Search code examples
mongodbmongodb-queryaggregation-framework

Group By Condition in MongoDB


I have a series of documents (check events) in MongoDB that look like this:

{
    "_id" : ObjectId("5397a78ab87523acb46f56"),
    "inspector_id" : ObjectId("5397997a02b8751dc5a5e8b1"),
    "status" : 'defect',
    "utc_timestamp" : ISODate("2014-06-11T00:49:14.109Z")
}

{
    "_id" : ObjectId("5397a78ab87523acb46f57"),
    "inspector_id" : ObjectId("5397997a02b8751dc5a5e8b2"),
    "status" : 'ok',
    "utc_timestamp" : ISODate("2014-06-11T00:49:14.109Z")
}

I need to get a result set that looks like this:

[
  {
    "date" : "2014-06-11",
    "defect_rate" : '.92' 
  },  
  {
    "date" : "2014-06-11",
    "defect_rate" : '.84' 
  }, 
]

In other words, I need to get the average defect rate per day.

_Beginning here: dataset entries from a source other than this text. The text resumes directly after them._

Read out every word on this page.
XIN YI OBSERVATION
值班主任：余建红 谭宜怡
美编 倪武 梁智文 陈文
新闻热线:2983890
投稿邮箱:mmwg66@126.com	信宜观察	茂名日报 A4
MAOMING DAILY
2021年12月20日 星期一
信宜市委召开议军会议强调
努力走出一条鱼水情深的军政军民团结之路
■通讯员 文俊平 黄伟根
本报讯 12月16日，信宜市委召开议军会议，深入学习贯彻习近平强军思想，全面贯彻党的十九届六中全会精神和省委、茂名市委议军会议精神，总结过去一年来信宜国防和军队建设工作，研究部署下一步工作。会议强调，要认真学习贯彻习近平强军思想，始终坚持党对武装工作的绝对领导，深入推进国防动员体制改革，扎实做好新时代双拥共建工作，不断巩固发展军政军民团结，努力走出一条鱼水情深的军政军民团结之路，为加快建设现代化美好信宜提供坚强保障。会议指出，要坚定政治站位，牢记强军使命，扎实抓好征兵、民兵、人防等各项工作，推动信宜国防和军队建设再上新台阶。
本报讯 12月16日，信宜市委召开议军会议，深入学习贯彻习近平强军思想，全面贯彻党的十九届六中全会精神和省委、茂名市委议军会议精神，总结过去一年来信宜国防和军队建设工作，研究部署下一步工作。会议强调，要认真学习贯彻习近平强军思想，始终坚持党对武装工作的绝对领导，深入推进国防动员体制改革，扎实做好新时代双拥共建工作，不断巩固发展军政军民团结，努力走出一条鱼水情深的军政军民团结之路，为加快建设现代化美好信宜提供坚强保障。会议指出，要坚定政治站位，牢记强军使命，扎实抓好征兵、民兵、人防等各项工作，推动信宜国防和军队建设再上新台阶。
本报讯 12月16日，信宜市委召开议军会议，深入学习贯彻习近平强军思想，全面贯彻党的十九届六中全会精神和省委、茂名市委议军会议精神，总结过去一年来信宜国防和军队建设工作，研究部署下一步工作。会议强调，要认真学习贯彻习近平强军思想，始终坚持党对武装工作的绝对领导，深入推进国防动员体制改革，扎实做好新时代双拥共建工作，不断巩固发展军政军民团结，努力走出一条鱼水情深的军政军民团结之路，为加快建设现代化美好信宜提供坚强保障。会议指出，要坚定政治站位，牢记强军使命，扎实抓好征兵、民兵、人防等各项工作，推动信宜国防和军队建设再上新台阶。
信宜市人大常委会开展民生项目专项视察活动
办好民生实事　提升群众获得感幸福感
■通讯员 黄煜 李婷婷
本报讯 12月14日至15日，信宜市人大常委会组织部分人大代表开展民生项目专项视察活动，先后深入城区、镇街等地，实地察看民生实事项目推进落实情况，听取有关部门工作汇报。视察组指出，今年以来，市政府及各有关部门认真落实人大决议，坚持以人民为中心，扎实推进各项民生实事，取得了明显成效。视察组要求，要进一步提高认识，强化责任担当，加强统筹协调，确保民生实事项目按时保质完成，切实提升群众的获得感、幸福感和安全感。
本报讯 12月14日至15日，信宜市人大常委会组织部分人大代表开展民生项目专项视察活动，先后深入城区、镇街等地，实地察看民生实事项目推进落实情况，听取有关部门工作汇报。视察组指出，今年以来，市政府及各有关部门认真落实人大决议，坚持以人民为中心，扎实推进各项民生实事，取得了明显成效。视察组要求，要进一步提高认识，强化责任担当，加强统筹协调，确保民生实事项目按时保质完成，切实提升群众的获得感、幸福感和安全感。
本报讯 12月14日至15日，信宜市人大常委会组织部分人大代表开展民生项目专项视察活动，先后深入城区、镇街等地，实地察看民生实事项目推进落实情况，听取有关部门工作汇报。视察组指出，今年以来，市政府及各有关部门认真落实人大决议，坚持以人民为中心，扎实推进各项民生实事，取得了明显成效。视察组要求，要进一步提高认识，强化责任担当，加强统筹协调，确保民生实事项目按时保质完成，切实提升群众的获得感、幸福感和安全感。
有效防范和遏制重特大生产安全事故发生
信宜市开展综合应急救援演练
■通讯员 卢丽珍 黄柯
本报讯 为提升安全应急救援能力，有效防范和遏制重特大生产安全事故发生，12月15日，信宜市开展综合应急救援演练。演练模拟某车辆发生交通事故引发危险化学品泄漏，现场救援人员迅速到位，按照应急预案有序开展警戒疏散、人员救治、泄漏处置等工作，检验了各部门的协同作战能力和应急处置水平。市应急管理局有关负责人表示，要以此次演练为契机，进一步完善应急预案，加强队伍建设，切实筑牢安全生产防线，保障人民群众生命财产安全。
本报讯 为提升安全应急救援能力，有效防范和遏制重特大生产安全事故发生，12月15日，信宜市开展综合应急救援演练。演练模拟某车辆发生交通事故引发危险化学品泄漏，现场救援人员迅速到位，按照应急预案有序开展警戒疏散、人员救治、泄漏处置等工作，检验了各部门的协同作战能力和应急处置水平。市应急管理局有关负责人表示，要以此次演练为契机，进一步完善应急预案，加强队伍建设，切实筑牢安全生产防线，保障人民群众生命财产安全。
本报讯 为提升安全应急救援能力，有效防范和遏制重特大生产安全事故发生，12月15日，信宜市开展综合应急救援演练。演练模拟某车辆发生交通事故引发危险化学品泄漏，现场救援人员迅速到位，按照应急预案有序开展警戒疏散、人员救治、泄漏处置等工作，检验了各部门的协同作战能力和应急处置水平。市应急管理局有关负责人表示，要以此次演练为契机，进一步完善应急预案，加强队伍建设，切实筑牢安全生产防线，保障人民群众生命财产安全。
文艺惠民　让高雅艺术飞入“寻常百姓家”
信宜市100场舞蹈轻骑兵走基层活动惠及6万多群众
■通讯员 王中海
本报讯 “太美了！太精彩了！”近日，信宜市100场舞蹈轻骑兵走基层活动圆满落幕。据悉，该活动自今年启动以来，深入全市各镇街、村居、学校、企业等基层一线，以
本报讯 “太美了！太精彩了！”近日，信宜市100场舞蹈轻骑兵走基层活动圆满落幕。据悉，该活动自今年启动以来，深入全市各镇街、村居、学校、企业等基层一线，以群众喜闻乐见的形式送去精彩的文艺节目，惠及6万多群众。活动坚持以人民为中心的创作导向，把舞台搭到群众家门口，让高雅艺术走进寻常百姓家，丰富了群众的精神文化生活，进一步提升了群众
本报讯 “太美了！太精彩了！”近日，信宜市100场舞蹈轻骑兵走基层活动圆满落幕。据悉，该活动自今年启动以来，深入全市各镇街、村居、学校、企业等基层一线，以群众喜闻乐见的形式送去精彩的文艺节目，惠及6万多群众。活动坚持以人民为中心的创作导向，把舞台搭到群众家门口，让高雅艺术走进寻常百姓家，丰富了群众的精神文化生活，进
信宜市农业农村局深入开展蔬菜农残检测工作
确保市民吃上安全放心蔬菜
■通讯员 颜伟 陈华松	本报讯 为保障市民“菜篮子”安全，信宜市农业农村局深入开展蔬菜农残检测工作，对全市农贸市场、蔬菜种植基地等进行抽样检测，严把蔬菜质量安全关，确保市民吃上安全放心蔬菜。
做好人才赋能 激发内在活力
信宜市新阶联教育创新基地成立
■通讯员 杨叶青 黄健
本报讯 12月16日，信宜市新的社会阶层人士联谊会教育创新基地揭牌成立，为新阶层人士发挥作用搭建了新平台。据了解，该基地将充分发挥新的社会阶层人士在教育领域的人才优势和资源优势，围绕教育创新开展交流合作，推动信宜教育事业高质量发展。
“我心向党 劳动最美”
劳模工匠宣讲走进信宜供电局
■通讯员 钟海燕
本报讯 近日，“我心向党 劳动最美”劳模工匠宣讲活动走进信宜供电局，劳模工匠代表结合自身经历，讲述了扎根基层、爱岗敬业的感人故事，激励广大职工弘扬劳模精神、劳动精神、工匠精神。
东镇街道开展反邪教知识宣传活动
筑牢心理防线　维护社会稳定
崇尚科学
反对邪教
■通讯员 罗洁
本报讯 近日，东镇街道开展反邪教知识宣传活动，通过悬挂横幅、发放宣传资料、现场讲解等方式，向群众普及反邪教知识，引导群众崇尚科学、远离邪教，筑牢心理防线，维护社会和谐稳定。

Is this possible?


Solution

  • The aggregation framework is what you want:

    db.collection.aggregate([
        { "$group": {
            "_id": {
                "year": { "$year": "$utc_timestamp" },
                "month": { "$month": "$utc_timestamp" },
                "day": { "$dayOfMonth": "$utc_timestamp" },
            },
            "defects": {
                "$sum": { "$cond": [
                    { "$eq": [ "$status", "defect" ] },
                    1,
                    0
                ]}
            },
            "totalCount": { "$sum": 1 }
        }},
        { "$project": {
            "defect_rate": {
                "$cond": [
                    { "$eq": [ "$defects", 0 ] },
                    0,
                    { "$divide": [ "$defects", "$totalCount" ] }
                ]
            }
        }}
    ])
    

    So first you group on the day using the date aggregation operators and get the totalCount of items on the given day. The use of the $cond operator here determines whether the "status" is actually a defect or not and the result is a conditional $sum where only the "defect" values are counted.

    Once those are grouped per day you simply $divide the result, with another check with $cond to make sure you are not dividing by zero.